There is no question that hate crimes against Islams are at epidemic levels. That domestic terrorism in Wisconsin – ironically against Sikhs, not Islams – is only the most recent horrific example. With the exception of bloggers like Glenn Greenwald at Salon, the carnage is both under-reported and horrific. Here’s part of Greenwald’s list:
- The Islamic Society of Joplin opened a mosque in 2007 in Joplin, Missouri. Almost immediately, the sign in front was set on fire. It was arson. On the July 4, 2012, someone probably thinks they are a patriot was filmed by a surveillance camera throwing burning material onto the roof of the mosque in an attempt to burn it down, causing some fire damage. The FBI offered a $15,000 reard, but the arsonist remains at large. On August 5, the day after the the Sikh temple shooting in Wisconsin, the Joplin mosque burned to the ground, completely destroyed by a fire that began in the middle of the night. It was almost certainly arson.
- In October of last year, a Texas man pled guilty “to a hate crime charge stemming from an arson of a children’s playground at the Dar El-Eman Islamic Center in Arlington,” and admitted that the fire was “part of a series of ethnically-motivated acts directed at individuals of Arab or Middle Eastern descent associated with the mosque.”
- After a mosque in Murfreesboro, Tennessee triggered intense community opposition when it attempted to expand in 2010, a fire that was ruled to be arson damaged the mosque; after facing years of vandalism, bomb threats, and efforts by local and state officials (including state judges) to block its expansion, the mosque was finally able to open only this week only after the DOJ and a federal judge (to their credit) intervened on the ground that the mosque’s religious liberty was being infringed.
- In August of last year, an Oregon man was indicted “on federal hate crime and arson charges for intentionally setting fire to the Salman Alfarisi Islamic Center.”
- In May of last year, a fire at a mosque in Stockton, California, WC’s hometown, was ruled to be arson.
- Last year in southwest Houston, surveillance cameras “captured images of a group of at least three men in masks” attempting to set fire to a local mosque; “prayer rugs at the back of the mosque were doused with gasoline.”
- In 2011 in Dearborn, Michigan, an attack on one of the nation’s largest mosques was thwarted when a man was arrested carrying large amounts of explosives.
- In Massachusetts last year, the Islamic Society of Greater Worcester was set on fire by a man apprehended before the fire could spread.
- A fire that seriously damaged a mosque in Wichita, Kansas on Halloween night last year was ruled to be arson.
- In July of this year, a South Carolina mosque was vandalized; such vandalism against American mosques is incredibly common.
- On the 4th of July this year, the home of a Pakistani Muslim family in Texas, who have lived in the U.S. for 15 years, had the word “Terrorist” spray-painted onto it and then had ignited fireworks left on their doorstep.
Can you imagine the public reaction if these attacks had been against, say, Baptists?
But amongst all this racism, horror, fear and betrayal, you can also find the qualities that define the Americans’ better instincts. In response to the events in Joplin, a teenaged member of that mosque, Joplin high school student Laela Zaidi, began using social media to discuss the importance of the mosque to her community.

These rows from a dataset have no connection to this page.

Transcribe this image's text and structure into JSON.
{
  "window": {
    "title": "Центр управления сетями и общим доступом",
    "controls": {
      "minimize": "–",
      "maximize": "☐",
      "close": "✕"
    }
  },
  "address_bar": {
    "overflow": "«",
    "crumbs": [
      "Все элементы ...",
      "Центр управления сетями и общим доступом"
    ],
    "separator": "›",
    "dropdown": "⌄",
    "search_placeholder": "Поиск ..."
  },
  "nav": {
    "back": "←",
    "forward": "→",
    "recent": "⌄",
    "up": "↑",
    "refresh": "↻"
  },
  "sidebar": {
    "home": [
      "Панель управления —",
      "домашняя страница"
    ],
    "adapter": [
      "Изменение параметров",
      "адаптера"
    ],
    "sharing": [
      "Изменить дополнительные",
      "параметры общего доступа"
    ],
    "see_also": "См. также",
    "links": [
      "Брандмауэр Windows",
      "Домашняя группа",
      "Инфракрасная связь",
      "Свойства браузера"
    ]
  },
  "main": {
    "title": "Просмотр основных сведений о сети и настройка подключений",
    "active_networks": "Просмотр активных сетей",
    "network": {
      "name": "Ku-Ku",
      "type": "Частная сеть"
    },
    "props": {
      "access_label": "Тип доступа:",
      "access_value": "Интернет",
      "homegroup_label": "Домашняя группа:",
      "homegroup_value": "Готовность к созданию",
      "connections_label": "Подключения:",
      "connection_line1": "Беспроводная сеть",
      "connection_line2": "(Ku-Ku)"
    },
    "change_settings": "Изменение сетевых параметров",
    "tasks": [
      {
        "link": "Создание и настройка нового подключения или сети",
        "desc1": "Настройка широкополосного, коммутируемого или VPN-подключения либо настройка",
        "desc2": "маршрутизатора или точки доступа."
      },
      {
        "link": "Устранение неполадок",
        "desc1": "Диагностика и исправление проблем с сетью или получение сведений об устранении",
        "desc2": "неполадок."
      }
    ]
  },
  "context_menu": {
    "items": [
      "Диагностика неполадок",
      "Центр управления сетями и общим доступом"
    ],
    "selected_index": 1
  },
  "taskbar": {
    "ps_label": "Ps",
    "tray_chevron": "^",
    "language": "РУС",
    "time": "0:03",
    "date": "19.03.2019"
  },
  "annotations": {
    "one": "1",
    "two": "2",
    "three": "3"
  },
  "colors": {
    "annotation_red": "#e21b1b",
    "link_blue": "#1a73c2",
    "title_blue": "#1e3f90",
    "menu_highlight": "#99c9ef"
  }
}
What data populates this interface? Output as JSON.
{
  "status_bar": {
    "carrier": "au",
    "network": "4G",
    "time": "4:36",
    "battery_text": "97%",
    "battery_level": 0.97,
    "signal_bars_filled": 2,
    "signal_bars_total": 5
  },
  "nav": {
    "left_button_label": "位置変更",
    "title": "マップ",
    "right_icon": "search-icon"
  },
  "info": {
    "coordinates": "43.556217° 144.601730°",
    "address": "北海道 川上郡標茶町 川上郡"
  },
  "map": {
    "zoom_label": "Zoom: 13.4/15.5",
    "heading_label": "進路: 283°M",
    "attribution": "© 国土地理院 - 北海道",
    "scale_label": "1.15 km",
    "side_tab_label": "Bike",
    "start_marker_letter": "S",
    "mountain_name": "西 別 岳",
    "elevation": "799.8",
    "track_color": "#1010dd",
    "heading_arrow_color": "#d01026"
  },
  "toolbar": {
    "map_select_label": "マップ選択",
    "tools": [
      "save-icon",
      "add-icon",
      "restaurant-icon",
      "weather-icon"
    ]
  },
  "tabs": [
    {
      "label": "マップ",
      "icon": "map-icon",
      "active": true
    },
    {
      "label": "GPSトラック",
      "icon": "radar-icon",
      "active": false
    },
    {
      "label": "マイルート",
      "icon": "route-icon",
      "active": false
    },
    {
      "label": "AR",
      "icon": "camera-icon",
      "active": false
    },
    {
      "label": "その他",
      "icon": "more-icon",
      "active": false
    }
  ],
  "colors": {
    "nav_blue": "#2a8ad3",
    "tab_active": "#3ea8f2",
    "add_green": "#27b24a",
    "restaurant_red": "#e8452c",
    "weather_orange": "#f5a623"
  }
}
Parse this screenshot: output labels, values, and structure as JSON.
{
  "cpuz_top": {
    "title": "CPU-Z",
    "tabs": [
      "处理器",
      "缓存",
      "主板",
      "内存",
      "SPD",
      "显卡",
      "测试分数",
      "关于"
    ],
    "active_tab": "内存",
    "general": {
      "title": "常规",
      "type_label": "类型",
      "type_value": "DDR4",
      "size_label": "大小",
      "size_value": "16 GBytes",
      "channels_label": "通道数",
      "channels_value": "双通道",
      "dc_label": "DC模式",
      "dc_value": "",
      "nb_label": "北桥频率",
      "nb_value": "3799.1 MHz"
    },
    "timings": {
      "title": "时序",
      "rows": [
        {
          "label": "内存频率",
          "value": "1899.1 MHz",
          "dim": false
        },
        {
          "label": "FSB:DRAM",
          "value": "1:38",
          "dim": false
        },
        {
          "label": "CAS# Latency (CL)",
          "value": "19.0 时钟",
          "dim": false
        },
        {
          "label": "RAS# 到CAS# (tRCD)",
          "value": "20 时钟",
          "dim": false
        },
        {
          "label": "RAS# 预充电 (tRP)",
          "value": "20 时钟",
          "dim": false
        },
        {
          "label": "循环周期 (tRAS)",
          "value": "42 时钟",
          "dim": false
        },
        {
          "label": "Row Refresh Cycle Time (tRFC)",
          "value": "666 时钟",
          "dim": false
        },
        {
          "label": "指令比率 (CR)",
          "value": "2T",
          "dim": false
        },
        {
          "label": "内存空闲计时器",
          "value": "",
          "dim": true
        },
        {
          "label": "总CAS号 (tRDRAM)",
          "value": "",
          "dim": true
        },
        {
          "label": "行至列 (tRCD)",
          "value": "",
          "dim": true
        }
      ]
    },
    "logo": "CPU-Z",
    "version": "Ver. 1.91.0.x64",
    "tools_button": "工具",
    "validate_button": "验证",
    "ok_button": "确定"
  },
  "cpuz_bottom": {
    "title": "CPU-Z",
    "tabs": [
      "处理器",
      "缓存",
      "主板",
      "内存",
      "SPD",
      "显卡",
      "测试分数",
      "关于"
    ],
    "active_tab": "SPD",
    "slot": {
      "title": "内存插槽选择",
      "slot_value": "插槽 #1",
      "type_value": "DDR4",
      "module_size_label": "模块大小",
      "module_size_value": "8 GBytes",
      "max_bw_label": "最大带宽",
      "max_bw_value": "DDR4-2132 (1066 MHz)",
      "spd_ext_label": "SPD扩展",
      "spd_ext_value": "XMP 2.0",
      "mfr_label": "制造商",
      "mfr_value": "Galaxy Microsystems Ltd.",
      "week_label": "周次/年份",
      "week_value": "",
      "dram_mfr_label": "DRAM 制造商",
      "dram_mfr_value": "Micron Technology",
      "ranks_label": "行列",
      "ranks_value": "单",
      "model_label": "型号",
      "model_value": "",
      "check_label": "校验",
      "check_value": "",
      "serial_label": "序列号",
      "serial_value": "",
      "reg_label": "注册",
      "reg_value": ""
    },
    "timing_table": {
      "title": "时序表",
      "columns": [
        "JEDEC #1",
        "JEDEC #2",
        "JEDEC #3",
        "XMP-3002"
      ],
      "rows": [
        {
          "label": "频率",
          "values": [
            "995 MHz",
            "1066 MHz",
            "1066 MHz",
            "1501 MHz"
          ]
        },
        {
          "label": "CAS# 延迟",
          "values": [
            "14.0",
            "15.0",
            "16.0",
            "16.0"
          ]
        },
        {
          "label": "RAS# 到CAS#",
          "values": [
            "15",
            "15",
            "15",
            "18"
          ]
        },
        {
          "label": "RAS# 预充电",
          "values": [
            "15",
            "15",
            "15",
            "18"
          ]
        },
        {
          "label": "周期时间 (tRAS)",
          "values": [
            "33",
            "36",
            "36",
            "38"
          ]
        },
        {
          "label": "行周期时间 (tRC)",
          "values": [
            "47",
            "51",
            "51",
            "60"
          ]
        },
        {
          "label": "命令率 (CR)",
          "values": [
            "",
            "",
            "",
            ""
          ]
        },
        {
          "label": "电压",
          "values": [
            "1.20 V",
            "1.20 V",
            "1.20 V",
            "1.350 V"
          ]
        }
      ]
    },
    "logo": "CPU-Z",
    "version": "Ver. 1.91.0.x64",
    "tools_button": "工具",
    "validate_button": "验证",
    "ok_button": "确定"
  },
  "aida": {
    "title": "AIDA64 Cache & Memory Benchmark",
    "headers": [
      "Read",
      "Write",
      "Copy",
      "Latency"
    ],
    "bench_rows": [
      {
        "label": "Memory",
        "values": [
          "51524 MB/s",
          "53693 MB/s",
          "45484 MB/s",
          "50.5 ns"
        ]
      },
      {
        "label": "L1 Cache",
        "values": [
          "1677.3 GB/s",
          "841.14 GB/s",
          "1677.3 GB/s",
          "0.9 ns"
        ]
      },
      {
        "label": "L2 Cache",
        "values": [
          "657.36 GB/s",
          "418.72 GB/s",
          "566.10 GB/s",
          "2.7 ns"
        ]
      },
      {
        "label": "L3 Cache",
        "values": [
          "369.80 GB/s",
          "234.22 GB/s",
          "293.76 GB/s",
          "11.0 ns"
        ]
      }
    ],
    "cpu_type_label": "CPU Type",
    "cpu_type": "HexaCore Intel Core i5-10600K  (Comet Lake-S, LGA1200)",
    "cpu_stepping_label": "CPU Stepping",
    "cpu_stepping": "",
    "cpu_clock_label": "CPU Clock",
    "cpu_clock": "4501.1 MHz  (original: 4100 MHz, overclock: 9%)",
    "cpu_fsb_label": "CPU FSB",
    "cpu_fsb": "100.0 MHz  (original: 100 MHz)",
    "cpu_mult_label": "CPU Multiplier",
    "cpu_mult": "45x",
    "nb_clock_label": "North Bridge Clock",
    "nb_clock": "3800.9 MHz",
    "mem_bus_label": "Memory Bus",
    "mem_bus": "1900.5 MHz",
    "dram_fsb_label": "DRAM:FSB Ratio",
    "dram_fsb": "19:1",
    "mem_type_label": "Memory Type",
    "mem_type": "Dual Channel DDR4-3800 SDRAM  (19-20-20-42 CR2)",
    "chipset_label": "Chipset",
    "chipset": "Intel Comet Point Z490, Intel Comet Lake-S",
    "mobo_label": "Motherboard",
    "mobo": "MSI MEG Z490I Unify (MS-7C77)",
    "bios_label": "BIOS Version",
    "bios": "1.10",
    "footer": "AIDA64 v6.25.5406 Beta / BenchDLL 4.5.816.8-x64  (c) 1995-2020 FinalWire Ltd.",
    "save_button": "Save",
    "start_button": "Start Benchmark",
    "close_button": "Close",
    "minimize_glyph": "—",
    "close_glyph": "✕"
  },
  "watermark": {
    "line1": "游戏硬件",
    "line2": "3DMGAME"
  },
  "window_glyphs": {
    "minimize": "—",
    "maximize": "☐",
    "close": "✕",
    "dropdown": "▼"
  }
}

Most significantly, a little-publicized online campaign to raise the $250,000 needed to rebuild the mosque has produced extremely quick and inspiring results.
Overt Islamophobia is nearly mainstream. It’s socially acceptable bigotry. Shameless opportunists like Peter King and Michele Bachman make McCarthy-esque attacks.
But just when you are ready to despair, a small mosque in an obscure town in the southwest corner of a middle-America state can raise $262,106 in 48 hours to replace a torched building.
In Interior Alaska, the winters are very long and very dark. Such sunlight as there is is thin and feeble. It’s gloomy and depressing. WC heard a mother tell her very young daughter, “Wait and see; there will be two whole minutes more daylight tomorrow.” Against the unrelenting bigotry against Muslims in America, against undisguised racism and irrantionality, we have the fundraising drive for the Joplin mosque: two more minutes of daylight tomorrow.